Les premières leçons destinées aux barbiers ont été enseignées en ligne à cause de la pandémie de Covid, qui a d'ailleurs entraîné une hausse de 431% des cas de violences domestiques pendant les périodes de confinement, d'après le Forum brésilien sur la sécurité publique.

Au Brésil, tristement classé cinquième pays du monde le plus touché par les féminicides, l'enjeu de l'éducation aux sujets de violences envers les femmes est plus que nécessaire, tant auprès des hommes que des femmes. «Il y a encore des femmes qui pensent que si elles quittent leurs agresseurs, elles commettront un crime –l'abandon du foyer– qui n'existe pas», souligne Jacqueline Machado, créatrice du programme Mãos Empenhadas Contra a Violência et juge. D'après elle, une immense majorité des femmes victimes de violences domestiques au sein de l'État Mato Grosso do Sul ne poursuivent pas leur (ex-)compagnon en justice.

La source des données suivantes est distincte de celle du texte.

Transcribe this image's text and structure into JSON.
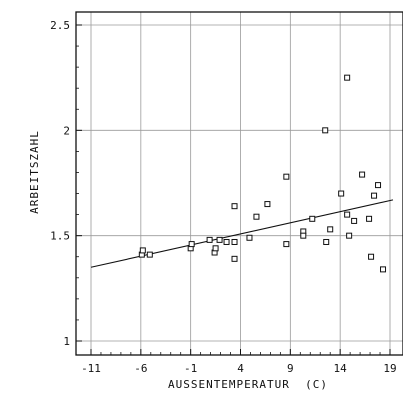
{
  "chart_data": {
    "type": "scatter",
    "title": "",
    "xlabel": "AUSSENTEMPERATUR  (C)",
    "ylabel": "ARBEITSZAHL",
    "xlim": [
      -13,
      21
    ],
    "ylim": [
      0.95,
      2.55
    ],
    "xticks": [
      -11,
      -6,
      -1,
      4,
      9,
      14,
      19
    ],
    "xtick_labels": [
      "-11",
      "-6",
      "-1",
      "4",
      "9",
      "14",
      "19"
    ],
    "yticks": [
      1,
      1.5,
      2,
      2.5
    ],
    "ytick_labels": [
      "1",
      "1.5",
      "2",
      "2.5"
    ],
    "grid": true,
    "colors": {
      "ink": "#111111",
      "grid": "#9a9a9a"
    },
    "trendline": {
      "x": [
        -11,
        19.3
      ],
      "y": [
        1.35,
        1.67
      ]
    },
    "points": [
      {
        "x": -5.9,
        "y": 1.41
      },
      {
        "x": -5.8,
        "y": 1.43
      },
      {
        "x": -5.1,
        "y": 1.41
      },
      {
        "x": -1.0,
        "y": 1.44
      },
      {
        "x": -0.9,
        "y": 1.46
      },
      {
        "x": 0.9,
        "y": 1.48
      },
      {
        "x": 1.4,
        "y": 1.42
      },
      {
        "x": 1.5,
        "y": 1.44
      },
      {
        "x": 1.9,
        "y": 1.48
      },
      {
        "x": 2.6,
        "y": 1.47
      },
      {
        "x": 3.4,
        "y": 1.47
      },
      {
        "x": 3.4,
        "y": 1.39
      },
      {
        "x": 3.4,
        "y": 1.64
      },
      {
        "x": 4.9,
        "y": 1.49
      },
      {
        "x": 5.6,
        "y": 1.59
      },
      {
        "x": 6.7,
        "y": 1.65
      },
      {
        "x": 8.6,
        "y": 1.78
      },
      {
        "x": 8.6,
        "y": 1.46
      },
      {
        "x": 10.3,
        "y": 1.52
      },
      {
        "x": 10.3,
        "y": 1.5
      },
      {
        "x": 11.2,
        "y": 1.58
      },
      {
        "x": 12.5,
        "y": 2.0
      },
      {
        "x": 12.6,
        "y": 1.47
      },
      {
        "x": 13.0,
        "y": 1.53
      },
      {
        "x": 14.1,
        "y": 1.7
      },
      {
        "x": 14.7,
        "y": 2.25
      },
      {
        "x": 14.7,
        "y": 1.6
      },
      {
        "x": 14.9,
        "y": 1.5
      },
      {
        "x": 15.4,
        "y": 1.57
      },
      {
        "x": 16.2,
        "y": 1.79
      },
      {
        "x": 16.9,
        "y": 1.58
      },
      {
        "x": 17.1,
        "y": 1.4
      },
      {
        "x": 17.4,
        "y": 1.69
      },
      {
        "x": 17.8,
        "y": 1.74
      },
      {
        "x": 18.3,
        "y": 1.34
      }
    ]
  }
}
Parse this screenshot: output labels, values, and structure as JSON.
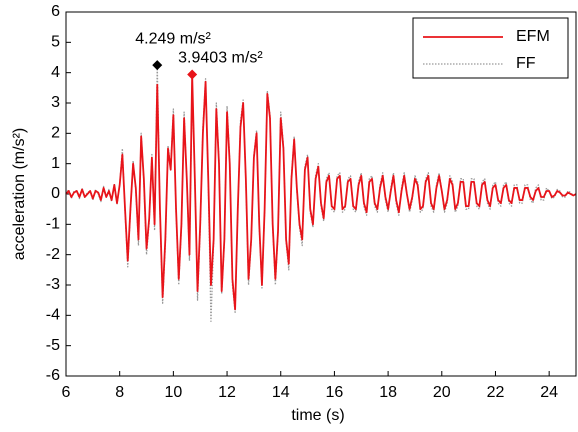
{
  "chart_data": {
    "type": "line",
    "xlabel": "time (s)",
    "ylabel": "acceleration (m/s²)",
    "xlim": [
      6,
      25
    ],
    "ylim": [
      -6,
      6
    ],
    "xticks": [
      6,
      8,
      10,
      12,
      14,
      16,
      18,
      20,
      22,
      24
    ],
    "yticks": [
      -6,
      -5,
      -4,
      -3,
      -2,
      -1,
      0,
      1,
      2,
      3,
      4,
      5,
      6
    ],
    "legend": "top-right",
    "x": [
      6.0,
      6.1,
      6.2,
      6.3,
      6.4,
      6.5,
      6.6,
      6.7,
      6.8,
      6.9,
      7.0,
      7.1,
      7.2,
      7.3,
      7.4,
      7.5,
      7.6,
      7.7,
      7.8,
      7.9,
      8.0,
      8.1,
      8.2,
      8.3,
      8.4,
      8.5,
      8.6,
      8.7,
      8.8,
      8.9,
      9.0,
      9.1,
      9.2,
      9.3,
      9.4,
      9.5,
      9.6,
      9.7,
      9.8,
      9.9,
      10.0,
      10.1,
      10.2,
      10.3,
      10.4,
      10.5,
      10.6,
      10.7,
      10.8,
      10.9,
      11.0,
      11.1,
      11.2,
      11.3,
      11.4,
      11.5,
      11.6,
      11.7,
      11.8,
      11.9,
      12.0,
      12.1,
      12.2,
      12.3,
      12.4,
      12.5,
      12.6,
      12.7,
      12.8,
      12.9,
      13.0,
      13.1,
      13.2,
      13.3,
      13.4,
      13.5,
      13.6,
      13.7,
      13.8,
      13.9,
      14.0,
      14.1,
      14.2,
      14.3,
      14.4,
      14.5,
      14.6,
      14.7,
      14.8,
      14.9,
      15.0,
      15.1,
      15.2,
      15.3,
      15.4,
      15.5,
      15.6,
      15.7,
      15.8,
      15.9,
      16.0,
      16.1,
      16.2,
      16.3,
      16.4,
      16.5,
      16.6,
      16.7,
      16.8,
      16.9,
      17.0,
      17.1,
      17.2,
      17.3,
      17.4,
      17.5,
      17.6,
      17.7,
      17.8,
      17.9,
      18.0,
      18.1,
      18.2,
      18.3,
      18.4,
      18.5,
      18.6,
      18.7,
      18.8,
      18.9,
      19.0,
      19.1,
      19.2,
      19.3,
      19.4,
      19.5,
      19.6,
      19.7,
      19.8,
      19.9,
      20.0,
      20.1,
      20.2,
      20.3,
      20.4,
      20.5,
      20.6,
      20.7,
      20.8,
      20.9,
      21.0,
      21.1,
      21.2,
      21.3,
      21.4,
      21.5,
      21.6,
      21.7,
      21.8,
      21.9,
      22.0,
      22.1,
      22.2,
      22.3,
      22.4,
      22.5,
      22.6,
      22.7,
      22.8,
      22.9,
      23.0,
      23.1,
      23.2,
      23.3,
      23.4,
      23.5,
      23.6,
      23.7,
      23.8,
      23.9,
      24.0,
      24.1,
      24.2,
      24.3,
      24.4,
      24.5,
      24.6,
      24.7,
      24.8,
      24.9,
      25.0
    ],
    "series": [
      {
        "name": "FF",
        "color": "#999999",
        "dash": "dotted",
        "values": [
          0,
          0.15,
          -0.15,
          0.1,
          0.1,
          -0.15,
          0.2,
          -0.1,
          0.05,
          0.1,
          -0.2,
          0.15,
          0.0,
          -0.25,
          0.25,
          -0.1,
          0.15,
          -0.25,
          0.35,
          -0.35,
          0.3,
          1.5,
          -0.6,
          -2.4,
          -0.6,
          1.1,
          0.1,
          -1.7,
          2.0,
          0.4,
          -2.0,
          -0.9,
          1.3,
          -1.2,
          4.249,
          -0.6,
          -3.6,
          -1.7,
          1.6,
          0.9,
          2.8,
          -0.6,
          -3.0,
          -1.1,
          2.7,
          0.5,
          -2.2,
          3.7,
          0.6,
          -3.5,
          -1.2,
          2.2,
          3.8,
          0.4,
          -4.2,
          -1.6,
          3.0,
          1.1,
          -3.3,
          -1.6,
          2.9,
          1.1,
          -3.0,
          -3.9,
          -0.6,
          2.4,
          3.1,
          0.4,
          -3.0,
          -1.6,
          1.3,
          2.1,
          -1.1,
          -3.1,
          -0.6,
          3.4,
          2.6,
          -1.1,
          -3.0,
          -1.3,
          2.7,
          1.6,
          -1.6,
          -2.5,
          0.6,
          1.9,
          0.1,
          -1.1,
          -1.7,
          0.9,
          1.3,
          -0.6,
          -1.1,
          0.6,
          1.0,
          -0.4,
          -0.9,
          0.5,
          0.7,
          -0.5,
          -0.6,
          0.6,
          0.7,
          -0.6,
          -0.5,
          0.5,
          0.6,
          -0.5,
          -0.6,
          0.4,
          0.7,
          -0.4,
          -0.7,
          0.5,
          0.6,
          -0.4,
          -0.6,
          0.3,
          0.7,
          -0.2,
          -0.6,
          0.2,
          0.7,
          -0.3,
          -0.7,
          0.2,
          0.7,
          0.0,
          -0.6,
          -0.2,
          0.6,
          0.4,
          -0.6,
          -0.5,
          0.5,
          0.7,
          -0.4,
          -0.6,
          0.3,
          0.7,
          0.1,
          -0.6,
          -0.3,
          0.6,
          0.4,
          -0.6,
          -0.4,
          0.5,
          0.5,
          -0.5,
          -0.5,
          0.5,
          0.5,
          -0.4,
          -0.5,
          0.4,
          0.5,
          -0.3,
          -0.5,
          0.3,
          0.4,
          -0.3,
          -0.4,
          0.3,
          0.4,
          -0.3,
          -0.4,
          0.3,
          0.3,
          -0.3,
          -0.3,
          0.3,
          0.3,
          -0.2,
          -0.3,
          0.2,
          0.3,
          -0.2,
          -0.2,
          0.2,
          0.1,
          -0.15,
          -0.1,
          0.15,
          0.1,
          -0.1,
          -0.1,
          0.1,
          0.05,
          -0.05,
          0
        ]
      },
      {
        "name": "EFM",
        "color": "#e8141a",
        "dash": "solid",
        "values": [
          0,
          0.1,
          -0.1,
          0.05,
          0.1,
          -0.1,
          0.15,
          -0.1,
          0,
          0.1,
          -0.15,
          0.1,
          0.05,
          -0.2,
          0.2,
          -0.1,
          0.1,
          -0.2,
          0.3,
          -0.3,
          0.3,
          1.3,
          -0.5,
          -2.2,
          -0.5,
          1.0,
          0.2,
          -1.5,
          1.9,
          0.5,
          -1.8,
          -0.8,
          1.2,
          -1.0,
          3.6,
          -0.5,
          -3.4,
          -1.5,
          1.5,
          0.8,
          2.6,
          -0.5,
          -2.8,
          -1.0,
          2.5,
          0.5,
          -2.0,
          3.9403,
          0.5,
          -3.2,
          -1.0,
          2.0,
          3.7,
          0.5,
          -3.0,
          -1.5,
          2.8,
          1.0,
          -3.2,
          -1.5,
          2.7,
          1.0,
          -2.8,
          -3.8,
          -0.5,
          2.2,
          3.0,
          0.5,
          -2.8,
          -1.5,
          1.2,
          2.0,
          -1.0,
          -3.0,
          -0.5,
          3.3,
          2.5,
          -1.0,
          -2.8,
          -1.2,
          2.5,
          1.5,
          -1.5,
          -2.3,
          0.5,
          1.8,
          0.2,
          -1.0,
          -1.5,
          0.8,
          1.2,
          -0.5,
          -1.0,
          0.5,
          0.9,
          -0.3,
          -0.8,
          0.4,
          0.6,
          -0.4,
          -0.5,
          0.5,
          0.6,
          -0.5,
          -0.4,
          0.4,
          0.5,
          -0.4,
          -0.5,
          0.3,
          0.6,
          -0.3,
          -0.6,
          0.4,
          0.5,
          -0.3,
          -0.5,
          0.2,
          0.6,
          -0.1,
          -0.5,
          0.1,
          0.6,
          -0.2,
          -0.6,
          0.1,
          0.6,
          0.0,
          -0.5,
          -0.1,
          0.5,
          0.3,
          -0.5,
          -0.4,
          0.4,
          0.6,
          -0.3,
          -0.5,
          0.2,
          0.6,
          0.1,
          -0.5,
          -0.2,
          0.5,
          0.3,
          -0.5,
          -0.3,
          0.4,
          0.4,
          -0.4,
          -0.4,
          0.4,
          0.4,
          -0.3,
          -0.4,
          0.3,
          0.4,
          -0.2,
          -0.4,
          0.2,
          0.3,
          -0.2,
          -0.3,
          0.2,
          0.3,
          -0.2,
          -0.3,
          0.2,
          0.2,
          -0.2,
          -0.2,
          0.2,
          0.2,
          -0.1,
          -0.2,
          0.1,
          0.2,
          -0.1,
          -0.1,
          0.1,
          0.1,
          -0.1,
          -0.05,
          0.1,
          0.05,
          -0.05,
          -0.05,
          0.05,
          0,
          -0.05,
          0
        ]
      }
    ],
    "annotations": [
      {
        "text": "4.249 m/s²",
        "x": 9.4,
        "y": 4.249,
        "color": "#000000"
      },
      {
        "text": "3.9403 m/s²",
        "x": 10.7,
        "y": 3.9403,
        "color": "#e8141a"
      }
    ]
  }
}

Si, au total, les salons de beauté partenaires du programme peuvent atteindre environ 22.000 clientes par mois, les professionnels ne sont parvenus à aider que 63 femmes à porter plainte jusque-là. Malgré ce faible chiffre, l'initiative est encourageante et a également été adoptée par les départements de la justice des États de São Paulo, de Rio Grande do Sul ou encore de Rio de Janeiro. Toutefois, l'avocate Isabela Del Monde rappelle que ces aides individuelles ne sont pas suffisantes pour sauver les milliers de femmes victimes de violences domestiques chaque année, et qu'elles ne peuvent pas remplacer des politiques publiques permettant de réduire ce taux de violence: «Il nous faut des investissements publics pour améliorer l'ensemble du système. La réponse doit être structurelle.»